The price of a product or service plays an important role in how it sells. Producers and retailers practice ethical pricing strategies to make profits without deceiving competitors or consumers. Nevertheless, competitors` prices, convenience, availability and other factors influence consumers` impression of fair prices. This strategy is most often observed in the tech industry, as some consumers are willing to pay a higher price for the latest gadgets. Apple is a great example of this, as prices drop in the months following a release and new iterations take place within six to 12 months. Like price discrimination, this practice is not illegal, but if it is too obvious and not tested enough, it can trigger an unfortunate public relations reaction. Apple had a lot of flack because it shortened its production cycle on the latest iPad and immediately lowered the prices of older models. Producers also have the advantage of a truly open market when regulating their materials and processes. However, this could lead to immoral activities (use of cheap or dangerous goods, deception about benefits, etc.) that are considered harmful to society as a whole.
It`s important to note that, despite this change, few pricing policies are monitored by the government, largely because the customer isn`t sure who broke a pricing rule until the customer sees the evidence. For example, although prices are excessively low to keep competitors out of the market, it is impossible to prove that the price reductions were not the result of competitive prices. In addition, many laws must limit the intentions of actions and not the results. Therefore, ethics and price legality exist in a grey area that oscillates between ethical and unethical. Legal or ethical? While this type of pricing can lose customers who end up paying higher amounts, it is a legal practice that is carried out by companies at all levels. However, due to ethical concerns, many companies will work with consumers who are currently paying to drive down prices, but not all. Finally, these are predatory prices. Predatory prices are the prices of a product that is inferior to competition, in the hope of pushing that competition into bankruptcy. Pricing strategies generally do not reach the level of predation unless they are so low that they are below the cost of manufacturing. Or they are made with the aim of harming competition. Simply offering a slightly lower price or a good deal is not a predatory price. The government spun up the company in 1982, resulting in new competing telephone companies.

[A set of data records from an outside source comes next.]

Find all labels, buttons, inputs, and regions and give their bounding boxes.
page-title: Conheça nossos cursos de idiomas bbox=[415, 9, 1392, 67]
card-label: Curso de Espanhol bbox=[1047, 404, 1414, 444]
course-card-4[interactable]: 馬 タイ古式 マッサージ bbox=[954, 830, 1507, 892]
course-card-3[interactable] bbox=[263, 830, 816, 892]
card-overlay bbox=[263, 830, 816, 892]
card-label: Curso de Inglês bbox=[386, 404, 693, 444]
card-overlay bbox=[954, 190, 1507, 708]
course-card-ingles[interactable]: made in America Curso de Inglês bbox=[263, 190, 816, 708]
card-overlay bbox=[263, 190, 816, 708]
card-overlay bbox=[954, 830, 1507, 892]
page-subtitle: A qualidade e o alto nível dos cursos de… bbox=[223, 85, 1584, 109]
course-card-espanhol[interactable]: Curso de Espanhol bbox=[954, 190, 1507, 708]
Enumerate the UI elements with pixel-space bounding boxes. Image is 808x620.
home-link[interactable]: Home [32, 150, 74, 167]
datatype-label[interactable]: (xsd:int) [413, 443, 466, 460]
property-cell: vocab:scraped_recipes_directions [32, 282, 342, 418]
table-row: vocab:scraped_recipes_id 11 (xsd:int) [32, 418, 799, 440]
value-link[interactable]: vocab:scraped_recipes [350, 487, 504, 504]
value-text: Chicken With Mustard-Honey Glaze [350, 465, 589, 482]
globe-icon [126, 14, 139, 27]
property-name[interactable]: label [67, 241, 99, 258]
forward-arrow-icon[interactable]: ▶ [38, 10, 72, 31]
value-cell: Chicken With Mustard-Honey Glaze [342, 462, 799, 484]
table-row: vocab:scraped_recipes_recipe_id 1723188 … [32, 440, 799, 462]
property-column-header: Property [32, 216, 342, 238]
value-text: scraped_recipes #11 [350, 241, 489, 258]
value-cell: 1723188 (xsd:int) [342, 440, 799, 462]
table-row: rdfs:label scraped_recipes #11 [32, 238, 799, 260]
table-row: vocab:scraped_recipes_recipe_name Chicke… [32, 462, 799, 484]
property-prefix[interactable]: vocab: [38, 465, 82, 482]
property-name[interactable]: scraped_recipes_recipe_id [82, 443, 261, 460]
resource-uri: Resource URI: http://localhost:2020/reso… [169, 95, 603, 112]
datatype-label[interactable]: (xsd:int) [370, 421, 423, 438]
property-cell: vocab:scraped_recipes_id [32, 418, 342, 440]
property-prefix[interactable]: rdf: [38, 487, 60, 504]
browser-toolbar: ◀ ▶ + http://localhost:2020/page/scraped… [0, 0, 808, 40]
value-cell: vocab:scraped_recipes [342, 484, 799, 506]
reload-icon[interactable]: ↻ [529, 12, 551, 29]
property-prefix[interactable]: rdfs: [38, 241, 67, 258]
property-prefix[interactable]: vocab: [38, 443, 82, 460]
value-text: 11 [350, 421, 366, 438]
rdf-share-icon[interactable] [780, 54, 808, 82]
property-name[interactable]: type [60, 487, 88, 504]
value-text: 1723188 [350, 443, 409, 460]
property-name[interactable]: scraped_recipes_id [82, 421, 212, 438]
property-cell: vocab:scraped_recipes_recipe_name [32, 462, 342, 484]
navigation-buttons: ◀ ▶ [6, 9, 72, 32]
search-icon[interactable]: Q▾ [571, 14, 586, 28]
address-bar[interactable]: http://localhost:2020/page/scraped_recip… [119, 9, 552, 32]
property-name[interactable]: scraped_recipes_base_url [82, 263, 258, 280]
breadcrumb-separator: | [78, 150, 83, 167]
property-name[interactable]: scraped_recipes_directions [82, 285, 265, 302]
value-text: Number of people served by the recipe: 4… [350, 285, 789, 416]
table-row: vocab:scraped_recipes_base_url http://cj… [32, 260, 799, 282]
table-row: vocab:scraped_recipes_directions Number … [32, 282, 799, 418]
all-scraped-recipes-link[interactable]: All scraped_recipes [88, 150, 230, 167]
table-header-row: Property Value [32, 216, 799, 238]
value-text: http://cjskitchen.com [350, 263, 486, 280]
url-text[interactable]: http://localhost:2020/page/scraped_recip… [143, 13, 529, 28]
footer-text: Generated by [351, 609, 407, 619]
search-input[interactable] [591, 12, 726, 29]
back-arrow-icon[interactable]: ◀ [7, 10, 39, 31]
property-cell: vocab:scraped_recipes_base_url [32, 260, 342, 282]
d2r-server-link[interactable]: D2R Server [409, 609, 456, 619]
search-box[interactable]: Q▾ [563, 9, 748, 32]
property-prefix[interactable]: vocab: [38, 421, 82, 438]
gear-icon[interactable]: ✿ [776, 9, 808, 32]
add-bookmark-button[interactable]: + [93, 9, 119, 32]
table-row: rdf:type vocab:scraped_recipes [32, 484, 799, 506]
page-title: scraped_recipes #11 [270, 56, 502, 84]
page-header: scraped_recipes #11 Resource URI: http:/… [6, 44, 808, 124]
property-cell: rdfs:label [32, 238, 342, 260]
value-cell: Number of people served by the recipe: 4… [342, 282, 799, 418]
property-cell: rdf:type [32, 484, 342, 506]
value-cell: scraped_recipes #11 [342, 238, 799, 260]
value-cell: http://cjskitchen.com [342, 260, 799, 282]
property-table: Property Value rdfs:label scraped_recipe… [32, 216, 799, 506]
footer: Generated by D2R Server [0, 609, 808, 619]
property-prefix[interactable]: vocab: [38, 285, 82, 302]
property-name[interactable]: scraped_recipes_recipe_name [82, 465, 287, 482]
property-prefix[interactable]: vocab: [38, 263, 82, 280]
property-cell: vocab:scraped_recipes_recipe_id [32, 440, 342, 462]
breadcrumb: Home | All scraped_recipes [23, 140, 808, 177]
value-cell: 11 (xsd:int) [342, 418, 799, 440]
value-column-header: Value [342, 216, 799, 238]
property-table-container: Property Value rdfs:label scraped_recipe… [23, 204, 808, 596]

It is also illegal to set prices or distribute markets among competitors in order to undermine competition. An alleged monopoly exists when an enterprise sets prices for the entire market. Legal or ethical? – This is not an illegal pricing strategy, unless it falls into predatory or undercutted pricing issues. Undercutting occurs when a company constantly sets prices between competitors to ensure that they make sales and that their competition does not. Laws prevent companies from using this tactic. It`s hard to implement perfect, 100% ethical pricing for your entire range, especially if you`re not sure what ethical or unethical pricing are. What is Yo-Yo Price? Yo-yo prices are when a company rates a product higher for a limited time – usually when supply is also low – and then lowers prices and increases supply immediately afterwards. This is often a tactic to increase sales at that higher price. The study focuses on various legal and ethical aspects of quotation offerings, especially when marketers enter global markets. The contribution of the study lies in the fact that an in-depth qualitative and conceptual analysis of the literature on corporate pricing strategies in global markets and the ethical issues associated with them was carried out. An ethical pricing strategy goes beyond simple compliance with the law. Similarly, not all unethical pricing strategies are fraudulent or illegal.
Ethical decisions are sometimes difficult because there is no set line for good and bad moral decisions. As with many ethical issues in business, we need to step back and consider our decisions as a larger part of the business world and set ethical standards for ourselves. The potential blow to consumers is the reason why horizontal prices are illegal, meaning that companies at the same level of the supply chain (among other things) cannot agree on a target, maximum or minimum price. This form of fraud can be prosecuted under the Sherman AntiTrust Act. However, the Supreme Court has ruled that vertical pricing is allowed. For example, wholesalers can limit the amount retailers charge for clothing. Put yourself in your customers` shoes if you ever have doubts about whether a price is ethical or unethical.